Feasibility study of targeted drug delivery product to the bladder

Developing innovative drug delivery combinations for improved treatments of functional bladder disorders and urinary tract infections.

 

UroPharma Ltd. is a Norwich-based biomedtech organisation that owns a proprietary medical device for intravesical therapy. This therapy involves a doctor putting a liquid drug directly into the bladder, rather than giving it by mouth or via injection into the blood. Typically, the drug is delivered through a soft catheter that’s put into the bladder through the urethra.

Uropharma sought a collaboration through EIRA with academics at UEA’s School of Pharmacy to explore new and more effective drug delivery combinations for targeting the bladder in conjunction with its novel drug delivery medical device. This approach will open up the market for pharmaceutical drug repurposing and enable the development of new drugs for intravesical therapy.

 

The Challenge

 

Currently, most bladder disorders and urinary tract infections are treated with oral medications. This often results in reduced effectiveness of treatments and systemic side-effects.

Intravesical drug delivery (IDD) is a proven and effective method for increasing the amount of drugs delivered to the bladder. However, its effectiveness suffers from drawbacks, for example how fast the drugs can be diluted by urine. The challenge is to find novel drug delivery combinations with both enhanced residence times and permeation properties, that address these problems and improve the effectiveness of the IDD.

 

The Approach

 

UroPharma’s intention is to be first to market with its technology to deliver drugs to the bladder. Their patented direct-to-bladder (dtb) approach (dtb-Instilla TM ) enables both therapeutic and prophylactic agents to be delivered directly into the urinary bladder, both safely and effectively.

Supported by an EIRA innovation voucher, UroPharma engaged Dr Sheng Qi, from UEA’s School of Pharmacy to design novel drug delivery combinations for enhanced bladder treatments. The project focused on three areas of formulation development and began with a review of the published literature of current state–of–the–art methods of nanoparticle drug delivery. A library was set up and used to inform the direction of the technical study, which included the following:

  • Preparation and characterisation of novel drug delivery formulations for delivering selected bladder therapeutics.
  • In vitro testing to demonstrate the potential effectiveness of selected formulations for controlled drug release.
  • Preliminary evaluation of the potential for targeted delivery of drug directly to the bladder as a treatment for a range of bladder diseases.

To assist with this work, UEA Pharmacy student Randa Zoqlam was appointed to the project through the EIRA internship program. Throughout the project, Randa received both commercial and academic supervision from Dr Lyubov Zaitseva (Scientific Officer, UroPharma) and Dr Sheng Qi.
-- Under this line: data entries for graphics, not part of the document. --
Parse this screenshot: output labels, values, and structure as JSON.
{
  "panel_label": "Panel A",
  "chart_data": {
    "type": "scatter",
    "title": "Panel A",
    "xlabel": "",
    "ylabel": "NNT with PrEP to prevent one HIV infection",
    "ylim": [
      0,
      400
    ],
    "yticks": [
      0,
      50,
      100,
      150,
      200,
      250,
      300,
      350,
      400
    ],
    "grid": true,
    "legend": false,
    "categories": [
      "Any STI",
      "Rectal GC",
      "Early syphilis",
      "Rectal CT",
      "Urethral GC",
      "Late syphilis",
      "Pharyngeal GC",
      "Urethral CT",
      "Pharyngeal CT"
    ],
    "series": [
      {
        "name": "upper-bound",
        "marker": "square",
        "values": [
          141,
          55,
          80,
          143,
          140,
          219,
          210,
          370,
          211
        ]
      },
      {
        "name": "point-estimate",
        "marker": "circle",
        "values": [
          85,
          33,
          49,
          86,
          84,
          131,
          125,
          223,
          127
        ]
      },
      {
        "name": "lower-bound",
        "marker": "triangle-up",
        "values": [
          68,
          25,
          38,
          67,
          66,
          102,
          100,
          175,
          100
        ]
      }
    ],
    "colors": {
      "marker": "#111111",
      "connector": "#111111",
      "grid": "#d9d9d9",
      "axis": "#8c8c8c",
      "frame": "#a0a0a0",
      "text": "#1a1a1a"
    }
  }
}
“The internship has offered me a valuable opportunity to apply the research expertise and skills I have learned during my postgraduate training to develop a solution for a real-world therapeutic challenge. I really enjoyed working with the UroPharma team. It also gave me an insight into the operation of SME’s in the biotech sector.” – Randa Zoqlam

 

The Outcome

 

A review of the latest publications in the area of nanoparticle drug delivery was carried out. This information was used to inform decisions on the best delivery systems to take into the study.

Based on evidence obtained, a particulate formulation was developed for trospium chloride – a medication used in the treatment of overactive bladder (supplied by Uropharma). Initial results demonstrated that the formulations had good stability and drug encapsulation efficiency.

The initial results gained from this feasibility study form the foundation of the next stage of development for this novel therapeutic approach being supported by an MRC i-CASE studentship.

 

Next Steps

 

Further testing of the drug delivery system is the next step to optimise the controlled and effective release of the drug. Uropharma are supporting an MRC i-CASE studentship to carry out this work, which will continue under the guidance of Dr Sheng Qi at UEA’s School of Pharmacy.

Once this work is complete, it is hoped that fully developed formulations based on these initial studies could become new products for Uropharma. It is envisaged that these will be packaged in prefilled syringes and administered directly into the bladder in a more targeted and precise manner using the company’s proprietary technology.

This improved method of drug delivery will increase the effectiveness of drug treatments by reducing the risks associated with current procedures.